The vegetarian crowd is gonna dig this, I think.
(You with me here, Mavis? Kitty? How about you, Miss Glodes?)
Not only are chickpeas high in protein, meaning that this is a pretty damned solid dinner entree nutrition-wise. But it's also a super tasty and satisfying dish. A lot more so than those bland-as-hell (afterthought) pasta concoctions that I see so many restaurants passing off as legitimate menu choices for non-meat eaters.
No kidding, I am craving a bowl of this stuff right now. It really is that good.
Almost as appealing is how easy it is to make. All I did was prepare an aglio y olio sauce, but with a good dose of hot pepper and, of course, the chickpeas. Hell, I even used the canned chickpeas, that's how fast it all came together.
I keep telling you people that I am a simpleton. Perhaps now you will believe me.
Pasta and chickpeas
4-6 garlic cloves, chopped
4 anchovy fillets
1 hot pepper, chopped
extra virgin olive oil
1 can chickpeas, drained and rinsed
1/2 lb. rigatoni (or pasta of your choice)

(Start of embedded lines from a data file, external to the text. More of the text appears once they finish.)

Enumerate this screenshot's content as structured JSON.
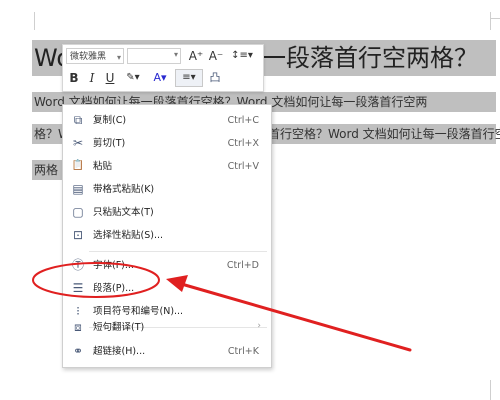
{
  "document": {
    "title_start": "Wo",
    "title_end": "一段落首行空两格？",
    "paragraph_lines": [
      "Word 文档如何让每一段落首行空格？Word 文档如何让每一段落首行空两",
      "格？W",
      "落首行空格？Word 文档如何让每一段落首行空",
      "两格"
    ]
  },
  "mini_toolbar": {
    "font_name": "微软雅黑",
    "font_dropdown": "▾",
    "size_dropdown": "▾",
    "grow_font": "A⁺",
    "shrink_font": "A⁻",
    "line_spacing": "↕≡▾",
    "bold": "B",
    "italic": "I",
    "underline": "U",
    "highlight": "✎▾",
    "font_color": "A▾",
    "align": "≡▾",
    "format_painter": "凸"
  },
  "context_menu": {
    "items": [
      {
        "icon": "copy-icon",
        "glyph": "⧉",
        "label": "复制(C)",
        "shortcut": "Ctrl+C"
      },
      {
        "icon": "scissors-icon",
        "glyph": "✂",
        "label": "剪切(T)",
        "shortcut": "Ctrl+X"
      },
      {
        "icon": "paste-icon",
        "glyph": "📋",
        "label": "粘贴",
        "shortcut": "Ctrl+V"
      },
      {
        "icon": "paste-format-icon",
        "glyph": "▤",
        "label": "带格式粘贴(K)",
        "shortcut": ""
      },
      {
        "icon": "paste-text-icon",
        "glyph": "▢",
        "label": "只粘贴文本(T)",
        "shortcut": ""
      },
      {
        "icon": "paste-special-icon",
        "glyph": "⊡",
        "label": "选择性粘贴(S)...",
        "shortcut": ""
      },
      {
        "icon": "font-icon",
        "glyph": "Ⓣ",
        "label": "字体(F)...",
        "shortcut": "Ctrl+D"
      },
      {
        "icon": "paragraph-icon",
        "glyph": "☰",
        "label": "段落(P)...",
        "shortcut": ""
      },
      {
        "icon": "bullets-icon",
        "glyph": "⁝",
        "label": "项目符号和编号(N)...",
        "shortcut": ""
      },
      {
        "icon": "translate-icon",
        "glyph": "⧈",
        "label": "短句翻译(T)",
        "shortcut": "›"
      },
      {
        "icon": "hyperlink-icon",
        "glyph": "⚭",
        "label": "超链接(H)...",
        "shortcut": "Ctrl+K"
      }
    ]
  },
  "colors": {
    "selection": "#bfbfbf",
    "annotation": "#e02020",
    "icon": "#4a5a78"
  }
}
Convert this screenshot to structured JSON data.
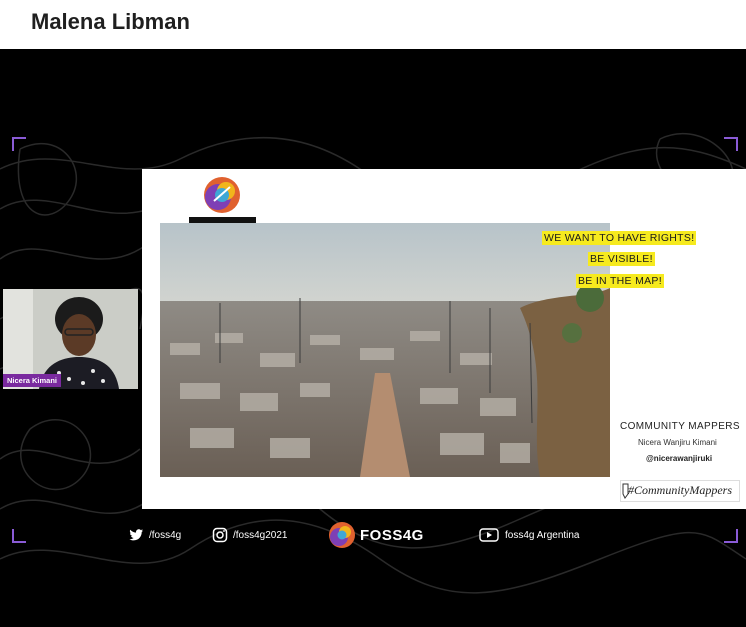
{
  "header": {
    "presenter_name": "Malena Libman"
  },
  "slide": {
    "headline_lines": [
      "WE WANT TO HAVE RIGHTS!",
      "BE VISIBLE!",
      "BE IN THE MAP!"
    ],
    "community_title": "COMMUNITY MAPPERS",
    "speaker_name": "Nicera Wanjiru Kimani",
    "speaker_handle": "@nicerawanjiruki",
    "brand_tag": "#CommunityMappers"
  },
  "webcam": {
    "participant_name": "Nicera Kimani"
  },
  "footer": {
    "twitter": "/foss4g",
    "instagram": "/foss4g2021",
    "logo_text": "FOSS4G",
    "youtube": "foss4g Argentina"
  },
  "colors": {
    "accent_purple": "#8a5bd6",
    "highlight_yellow": "#f6ea1e",
    "label_purple": "#7a2a9f"
  }
}
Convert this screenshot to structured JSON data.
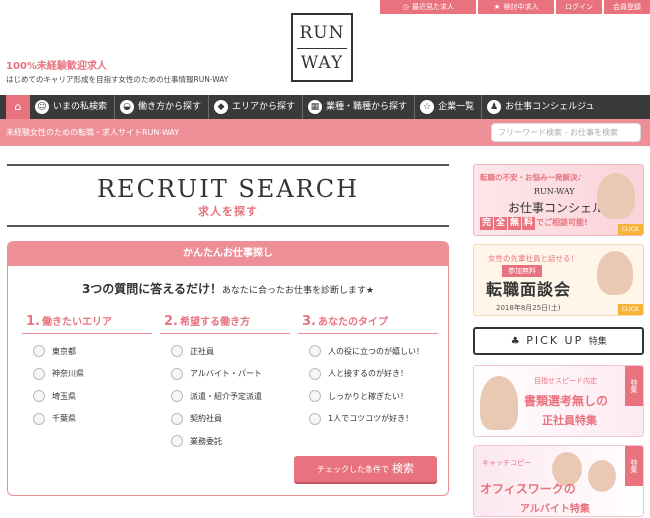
{
  "colors": {
    "accent": "#e8737f",
    "nav": "#3a3a3a",
    "pink_light": "#ee8f97"
  },
  "utility": [
    {
      "label": "最近見た求人",
      "icon": "clock-icon"
    },
    {
      "label": "検討中求人",
      "icon": "star-icon"
    },
    {
      "label": "ログイン"
    },
    {
      "label": "会員登録"
    }
  ],
  "logo": {
    "line1": "RUN",
    "line2": "WAY"
  },
  "tagline": {
    "headline": "100%未経験歓迎求人",
    "sub": "はじめてのキャリア形成を目指す女性のための仕事情報RUN-WAY"
  },
  "nav": {
    "home_icon": "home-icon",
    "items": [
      {
        "label": "いまの私検索",
        "icon": "person-search-icon"
      },
      {
        "label": "働き方から探す",
        "icon": "bag-icon"
      },
      {
        "label": "エリアから探す",
        "icon": "tag-icon"
      },
      {
        "label": "業種・職種から探す",
        "icon": "building-icon"
      },
      {
        "label": "企業一覧",
        "icon": "star-icon"
      },
      {
        "label": "お仕事コンシェルジュ",
        "icon": "concierge-icon"
      }
    ]
  },
  "subbar": {
    "text": "未経験女性のための転職・求人サイトRUN-WAY",
    "search_placeholder": "フリーワード検索 - お仕事を検索"
  },
  "recruit": {
    "title": "RECRUIT SEARCH",
    "subtitle": "求人を探す"
  },
  "panel": {
    "heading": "かんたんお仕事探し",
    "lead_big": "3つの質問に答えるだけ！",
    "lead_small": "あなたに合ったお仕事を診断します★",
    "columns": [
      {
        "num": "1.",
        "title": "働きたいエリア",
        "options": [
          "東京都",
          "神奈川県",
          "埼玉県",
          "千葉県"
        ]
      },
      {
        "num": "2.",
        "title": "希望する働き方",
        "options": [
          "正社員",
          "アルバイト・パート",
          "派遣・紹介予定派遣",
          "契約社員",
          "業務委託"
        ]
      },
      {
        "num": "3.",
        "title": "あなたのタイプ",
        "options": [
          "人の役に立つのが嬉しい！",
          "人と接するのが好き！",
          "しっかりと稼ぎたい！",
          "1人でコツコツが好き！"
        ]
      }
    ],
    "submit_small": "チェックした条件で",
    "submit_big": "検索"
  },
  "banners": {
    "concierge": {
      "t1": "転職の不安・お悩み一発解決♪",
      "t2": "RUN-WAY",
      "t3": "お仕事コンシェルジュ",
      "t4_boxes": [
        "完",
        "全",
        "無",
        "料"
      ],
      "t4_rest": "でご相談可能!",
      "click": "CLICK"
    },
    "interview": {
      "t1": "女性の先輩社員と話せる！",
      "tag": "参加無料",
      "t2": "転職面談会",
      "t3": "2018年8月25日(土)",
      "click": "CLICK"
    },
    "pickup": {
      "label": "PICK UP",
      "suffix": "特集"
    },
    "speed": {
      "t1": "目指せスピード内定",
      "t2": "書類選考無しの",
      "t3": "正社員特集",
      "corner": "特集"
    },
    "office": {
      "t1": "キャッチコピー",
      "t2": "オフィスワークの",
      "t3": "アルバイト特集",
      "corner": "特集"
    }
  }
}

1/2 cup (or more) well-salted pasta water, reserved from rigatoni
In a large pot of well-salted water, cook the pasta until almost done (remember to reserve some of the water).
Saute the garlic, anchovy and pepper in an ample amount of the oil until soft.
Add the chickpeas and saute until warmed through, about five minutes.
Add the cooked pasta to the pan, as well as the 1/2 cup of water, and cook at a high heat for about two minutes more, then serve.